Kern: InterMedia ‘Loaded For Bear’Despite Losing Outdoor Channel, Opportunities Abound to Grow Outdoor Category 3/13/2013 8:34 AM Eastern
Despite being pushed aside by a larger, last minute bid by Denver sports magnate Stan Kroenke in its quest for the Outdoor Channel, InterMedia Partners said it will continue to grow its ratings and reach in its efforts to boost the overall outdoor lifestyle category.
Outdoor Channel earlier Wednesday said it has agreed to a definitive merger agreement with Kroenke Sports & Entertainment in an all-cash deal worth about $227 million. That agreement trumped an earlier $208 million cash and stock deal with InterMedia Partners.
KSE made its unsolicited offer on Feb. 27 and on March 8 determined that it was superior to the InterMedia deal. Outdoor gave InterMedia, parent of the rival Sportsman Channel, four business days (until March 12) to put forth a superior proposal to the KSE deal.
In an interview Wednesday, InterMedia Partners managing partner Peter Kern said that the firm did tweak its original offer – increasing the amount of cash shareholders would receive for some of their shares to $8.75 per share and slightly increasing the equity that Outdoor shareholders would receive – but ultimately Outdoor’s board of directors determined the KSE all-cash offer was better.
Kern said that InterMedia had struggled with the fact that it believed its original offer – which included the option to exchange a portion of shares for cash ($8 per share) and a portion for shares in the new company – was fundamentally superior to the KSE proposal.
“We did try to enhance it,” Kern said of InterMedia’s offer. “The board still ultimately wanted certainty and we weren’t going to make what was already a better deal that much better. It just wasn’t worth it to us.”
Kern wouldn’t say whether InterMedia would later seek further restitution from the courts – it did receive a $6.5 million break-up fee from Outdoor – but stressed that the company’s first priority is to continue to grow the outdoor space.
“That’s still our goal,” Kern said. “We still want to ultimately build the category bigger. We think it’s a much bigger business than either of us has created.”

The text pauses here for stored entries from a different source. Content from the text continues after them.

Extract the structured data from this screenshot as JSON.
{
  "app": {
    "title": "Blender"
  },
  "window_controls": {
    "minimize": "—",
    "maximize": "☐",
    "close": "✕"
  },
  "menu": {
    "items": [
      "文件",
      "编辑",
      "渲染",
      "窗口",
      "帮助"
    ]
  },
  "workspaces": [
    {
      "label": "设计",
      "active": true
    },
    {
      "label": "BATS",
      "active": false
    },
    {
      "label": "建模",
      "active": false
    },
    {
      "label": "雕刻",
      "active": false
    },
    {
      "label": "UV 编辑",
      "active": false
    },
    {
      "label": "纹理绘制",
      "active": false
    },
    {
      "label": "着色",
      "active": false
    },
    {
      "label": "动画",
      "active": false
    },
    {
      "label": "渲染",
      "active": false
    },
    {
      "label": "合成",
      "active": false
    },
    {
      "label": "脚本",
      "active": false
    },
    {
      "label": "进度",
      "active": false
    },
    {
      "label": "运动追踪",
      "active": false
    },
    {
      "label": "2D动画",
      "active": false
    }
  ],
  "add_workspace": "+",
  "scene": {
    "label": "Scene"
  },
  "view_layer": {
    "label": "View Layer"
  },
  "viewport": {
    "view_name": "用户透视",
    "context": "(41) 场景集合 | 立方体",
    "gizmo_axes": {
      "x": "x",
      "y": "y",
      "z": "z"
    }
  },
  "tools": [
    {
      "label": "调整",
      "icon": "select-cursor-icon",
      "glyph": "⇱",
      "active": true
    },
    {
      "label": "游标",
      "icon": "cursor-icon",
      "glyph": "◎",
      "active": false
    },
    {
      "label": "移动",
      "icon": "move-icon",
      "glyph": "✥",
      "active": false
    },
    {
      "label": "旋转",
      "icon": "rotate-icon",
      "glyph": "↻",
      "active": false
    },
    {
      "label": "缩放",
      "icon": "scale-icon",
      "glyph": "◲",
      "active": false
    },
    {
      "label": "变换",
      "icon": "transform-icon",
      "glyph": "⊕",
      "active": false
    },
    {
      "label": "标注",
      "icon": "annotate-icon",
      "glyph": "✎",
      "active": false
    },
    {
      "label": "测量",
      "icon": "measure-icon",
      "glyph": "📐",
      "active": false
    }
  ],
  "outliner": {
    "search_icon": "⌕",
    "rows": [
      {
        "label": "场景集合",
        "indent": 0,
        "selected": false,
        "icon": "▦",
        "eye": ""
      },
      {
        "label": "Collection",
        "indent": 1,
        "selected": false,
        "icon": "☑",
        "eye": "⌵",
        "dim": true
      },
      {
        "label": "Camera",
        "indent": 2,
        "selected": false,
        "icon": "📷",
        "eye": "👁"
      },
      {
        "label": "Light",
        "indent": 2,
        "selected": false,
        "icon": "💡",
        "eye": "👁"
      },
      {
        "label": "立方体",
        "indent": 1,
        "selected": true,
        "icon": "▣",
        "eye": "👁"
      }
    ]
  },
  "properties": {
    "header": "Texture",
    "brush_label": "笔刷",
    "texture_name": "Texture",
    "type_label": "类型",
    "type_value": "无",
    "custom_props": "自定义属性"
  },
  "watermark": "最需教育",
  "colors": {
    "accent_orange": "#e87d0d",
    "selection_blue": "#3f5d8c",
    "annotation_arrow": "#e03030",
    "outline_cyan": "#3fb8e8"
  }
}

“In the end, we’re going to go back to competing,” Kern added. “We’ve made our point on the field every day. The good news is that we get to go back and do that today and they have to do another deal.”
Sportsman Channel has been growing at a substantial clip – according to an S-4 registration statement filed in November in conjunction with its Outdoor deal, the channel doubled its cash flow in the first nine months of 2012 to $11.5 million. For the full year 2011, adjusted cash flow at Sportsman Channel was $8.4 million, a 609% increase from the prior year.
Kern added that although losing Outdoor to KSE was “frustrating” for the InterMedia team, the company will continue to do what it does best.
“We were doing fine before it happened, we’ve been doing fine while it was happening and we will re-double our efforts,” Kern said, “Our gang is loaded for bear and ready to go back to fighting it out in the streets.”